Tuesday 21 July 2009

Heavy Metal Rain

The Rock Marathon of Secklerland. Székelyföldi Rockmaraton for the initiated people out there.

Every year, a group of very admirable people put together a festival based on rock and metal music. Hungarian rock and metal music, for the most part. Then all the metalheads from Transylvania and beyond gather there for a few days of nothing but drinking beer, banging girls, headbanging, getting rained on, sleeping in tents and generally having a good time.

I, too, have visited this festival a few times and while I have never stayed the full length of it, I still got quite the taste of what it is like to be a part of it.

This year I went to see three bands : Piramis, Pokolgép and Agregátor. Classic rock, heavy metal and gothic/death metal. Three very different genres, three bands I like a lot nontheless.

The weather there is quite fucked up. It usually rains in the afternoon, and because the stage is located at the bottom of the valley, all the water pours down there, creating a moshpit that even a mudwrestling championship could envy. This year however, when we got there, everything was pretty dry. Yay. I hoped I wouldnt have to be cleaning by boots for the next few days.

Met up with some friends, had a few beers [their treat] and then off we were to the first concert.

A dear friend came with me and he spent most of the concert with his arms wrapped around me and we sang the familiar tunes together. I was getting kind of nostalgic. But I won't get into that. The basic thing is that we managed to get front row, center, as thats is where I usually stand during concerts. Because he was there behind me I was well-protected from all the drunk, fat, huge men around me. Plus the music was not something people headbang to like madmen. It was okay.

Then it was time for Pokolgép. My friend left and I was there, front row center, before a heavy metal concert, alone, surrounded by - as I mentioned before - drunk, big, fat, ugly, old, possibly crazy people. I tried to look cool and calm and everything and thought 'Hey, this might not be so bad. My boots help me not to feel if I'm stepped on, the railing is here to help me hold on. What can go wrong?'

And then I waited and waited and waited for them to set up the stage, do the soundcheck and get ready in general.

Finally, the first few riffs came trembling down into my ears. And then the rain also started trembling down from the sky. Goodie.

And then the concert started with an excellent song to headbang to. Thats when the fun started. Everyone wanted to get to the front row, pushing and showing little me from side to side. Did I say oh eff this and go a few rows back?

Oh hell no.

I held on to the railing like one clings on to dear life, getting my hands twisted and my body squished. But I didnt give up my spot.

At some point a mountain of a man started pushing me again. I shouted at him asking what the hell his problem is ,he said I took his spot. I shouted something about his mother back at him, and then a bodyguard came and took him away. Sweet, sweet passive-agressiveness finally bore its fruits.
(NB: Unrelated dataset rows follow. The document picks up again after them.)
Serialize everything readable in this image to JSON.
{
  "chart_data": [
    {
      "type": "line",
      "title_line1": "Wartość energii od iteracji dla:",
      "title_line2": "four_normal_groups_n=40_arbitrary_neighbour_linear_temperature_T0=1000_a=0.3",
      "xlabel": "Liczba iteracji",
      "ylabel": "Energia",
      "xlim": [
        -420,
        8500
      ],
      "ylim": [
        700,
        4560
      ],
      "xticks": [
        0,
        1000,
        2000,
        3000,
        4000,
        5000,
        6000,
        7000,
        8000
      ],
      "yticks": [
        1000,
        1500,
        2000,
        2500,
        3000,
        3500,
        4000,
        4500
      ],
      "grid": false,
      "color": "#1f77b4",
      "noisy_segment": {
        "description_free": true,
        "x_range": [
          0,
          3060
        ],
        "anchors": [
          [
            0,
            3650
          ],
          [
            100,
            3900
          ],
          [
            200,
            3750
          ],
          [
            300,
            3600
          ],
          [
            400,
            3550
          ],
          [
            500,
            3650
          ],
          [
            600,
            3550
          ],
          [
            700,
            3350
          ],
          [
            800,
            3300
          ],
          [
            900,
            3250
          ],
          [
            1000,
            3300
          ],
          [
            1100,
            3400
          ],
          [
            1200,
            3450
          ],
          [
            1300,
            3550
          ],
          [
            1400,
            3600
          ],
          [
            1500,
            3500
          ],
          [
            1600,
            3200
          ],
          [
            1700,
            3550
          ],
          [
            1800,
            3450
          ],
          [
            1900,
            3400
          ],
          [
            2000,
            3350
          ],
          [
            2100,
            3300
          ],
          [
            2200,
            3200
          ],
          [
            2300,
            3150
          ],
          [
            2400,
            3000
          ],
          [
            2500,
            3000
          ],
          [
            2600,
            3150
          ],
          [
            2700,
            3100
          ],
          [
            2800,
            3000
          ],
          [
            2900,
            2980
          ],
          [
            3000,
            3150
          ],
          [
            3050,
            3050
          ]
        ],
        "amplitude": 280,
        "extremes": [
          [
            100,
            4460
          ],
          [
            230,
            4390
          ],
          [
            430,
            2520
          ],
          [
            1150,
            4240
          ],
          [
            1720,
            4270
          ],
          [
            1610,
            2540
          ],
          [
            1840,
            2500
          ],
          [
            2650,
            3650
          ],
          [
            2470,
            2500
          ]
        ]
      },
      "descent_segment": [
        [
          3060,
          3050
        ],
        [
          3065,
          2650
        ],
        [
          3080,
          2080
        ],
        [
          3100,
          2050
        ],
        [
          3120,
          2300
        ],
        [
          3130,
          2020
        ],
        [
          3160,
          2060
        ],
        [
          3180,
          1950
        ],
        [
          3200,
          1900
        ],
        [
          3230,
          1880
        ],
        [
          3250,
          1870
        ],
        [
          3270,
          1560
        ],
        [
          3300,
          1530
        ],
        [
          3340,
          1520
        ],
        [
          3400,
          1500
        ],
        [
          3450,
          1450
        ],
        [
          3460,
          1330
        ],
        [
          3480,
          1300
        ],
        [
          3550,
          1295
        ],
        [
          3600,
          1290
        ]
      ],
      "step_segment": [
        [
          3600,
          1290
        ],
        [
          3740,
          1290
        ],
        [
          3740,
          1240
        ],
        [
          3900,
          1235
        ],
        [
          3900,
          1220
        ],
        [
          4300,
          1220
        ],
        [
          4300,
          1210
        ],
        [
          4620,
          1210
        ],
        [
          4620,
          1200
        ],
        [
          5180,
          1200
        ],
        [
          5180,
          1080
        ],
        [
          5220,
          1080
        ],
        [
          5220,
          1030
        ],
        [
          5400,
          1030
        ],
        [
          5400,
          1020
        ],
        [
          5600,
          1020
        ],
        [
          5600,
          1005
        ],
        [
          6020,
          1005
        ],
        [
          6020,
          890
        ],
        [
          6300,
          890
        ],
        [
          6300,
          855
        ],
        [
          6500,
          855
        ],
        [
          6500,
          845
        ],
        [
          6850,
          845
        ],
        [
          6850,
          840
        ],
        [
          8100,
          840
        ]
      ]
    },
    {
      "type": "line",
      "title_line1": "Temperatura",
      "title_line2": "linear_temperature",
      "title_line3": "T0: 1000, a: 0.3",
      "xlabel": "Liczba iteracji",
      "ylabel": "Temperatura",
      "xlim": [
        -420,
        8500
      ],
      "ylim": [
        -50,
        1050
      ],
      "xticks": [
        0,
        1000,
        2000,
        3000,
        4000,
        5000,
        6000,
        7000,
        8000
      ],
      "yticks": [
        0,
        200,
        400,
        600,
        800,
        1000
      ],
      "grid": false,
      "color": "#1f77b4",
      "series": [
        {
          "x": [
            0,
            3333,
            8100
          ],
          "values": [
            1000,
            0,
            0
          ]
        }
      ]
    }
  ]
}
After this little incident I could finally enjoy the concert. The rain didn't stop for a second, oh no. It was pouring down, as if to the rythym of the guitars and to the beat of the drums. And my hair was getting really, really soaked.

Have you got any idea how much better it is to headbang with wet hair? Also, how much it hurts other people when I hit them with said hair?

It was just me, the band and a sea of people I didnt know. I felt like I owned the place. The songs were excellent. The sound was excellent. And then they started to play a slow song. I relaxed a bit and took my time to look around. The rain was illuminated by the powerful lights. Yellow, red, blue, green. Yellow, red, blue, green. As if all the elements were raining down on me. Molten gold, sweet blood, salty tears and bitter absinthe.


The atmosphere was something that can not be retold in words. The crowd slipped away, the band faded into obscurity, it was just me and the music and the rain. If there is such a thing as paradise, I think I just got a taste of it.

And people wonder why I want to pay to go see live concerts in stead of just listening to songs on the computer. Those people should really go see what the deal is about.

These are the things that make one feel alive. Or, at least, some of the things.

What's important is that I will not stop going to rock concerts until I am bound to a wheelchair or I am pretty much dead. Then again, who knows what concerts are held in the skies?